Fresh violence in the Ituri province of the Democratic Republic of the Congo (DRC) forced over 2,650 refugees to cross over into neighbouring Uganda this week, five times the usual number of arrivals, according to the United Nations refugee agency.
The new arrivals to Uganda, who are mostly women and children, are reportedly fleeing intercommunal violence in Djugu territory in Ituri province, Cécile Pouilly, spokesperson for the Office of the High Commissioner for Refugees (UNHCR), told reporters in Geneva.
“Since Monday, there were reports of houses being scorchedin the area, and people attacked with machetes and firearms,” Ms. Pouilly said.
“More than 20 villages were abandoned due to the fear of reprisals. Services have been paralysed and panic engulfed the population.”

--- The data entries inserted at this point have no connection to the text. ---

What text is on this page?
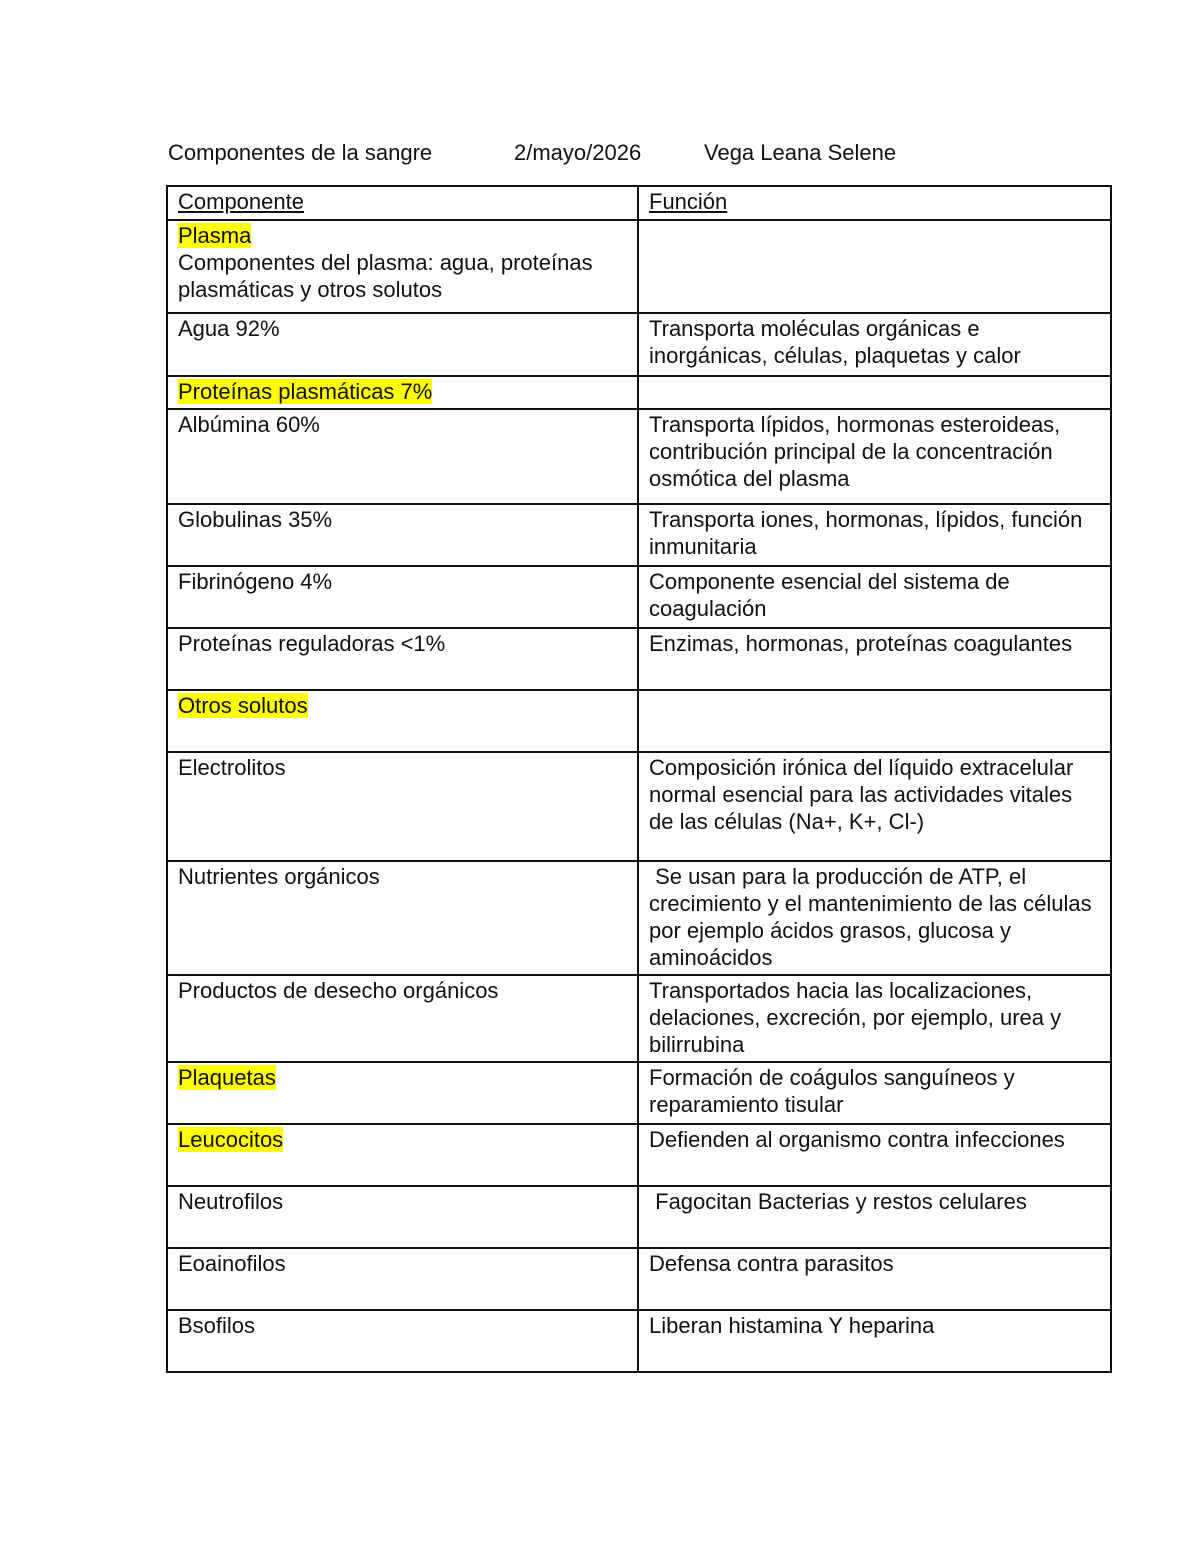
Componentes de la sangre	2/mayo/2026	Vega Leana Selene
Componente	Función
Plasma
Componentes del plasma: agua, proteínas plasmáticas y otros solutos	

Agua 92%	Transporta moléculas orgánicas e inorgánicas, células, plaquetas y calor
Proteínas plasmáticas 7%	
Albúmina 60%	Transporta lípidos, hormonas esteroideas, contribución principal de la concentración osmótica del plasma
Globulinas 35%	Transporta iones, hormonas, lípidos, función inmunitaria
Fibrinógeno 4%	Componente esencial del sistema de coagulación
Proteínas reguladoras <1%	Enzimas, hormonas, proteínas coagulantes
Otros solutos	
Electrolitos	Composición irónica del líquido extracelular normal esencial para las actividades vitales de las células (Na+, K+, Cl-)
Nutrientes orgánicos	Se usan para la producción de ATP, el crecimiento y el mantenimiento de las células por ejemplo ácidos grasos, glucosa y aminoácidos
Productos de desecho orgánicos	Transportados hacia las localizaciones, delaciones, excreción, por ejemplo, urea y bilirrubina
Plaquetas	Formación de coágulos sanguíneos y reparamiento tisular
Leucocitos	Defienden al organismo contra infecciones
Neutrofilos	Fagocitan Bacterias y restos celulares
Eoainofilos	Defensa contra parasitos
Bsofilos	Liberan histamina Y heparina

The majority of refugees cross Lake Albert on rickety fishing vessels to arrive to Sebagoro, a village some 270 kilometres northwest of the Ugandan capital, Kampala. About 650 refugees arrived in two boats this morning. This route is being used by a large number of refugees for the first time after a tragic shipwreck in 2014 that left over 200 dead.
“Refugees report that many more people are gathering on the Congolese side of Lake Albert waiting for their turn to cross, despite the journey’s high cost,” stated Ms. Pouilly.
UNHCR is stepping up its capacity inside Uganda to meet the refugees’ needs. “We are supporting the authorities to receive the new arrivals and transfer them to Kyangwali settlement, some 50 kilometers to the east. There, refugees are registered, medically screened and provided with hot meals and basic relief items,” Ms. Pouilly said.
However, the agency’s operation in Uganda is currently only 39 per cent funded, and more resources are urgently needed to upgrade the reception capacity and assist the new arrivals.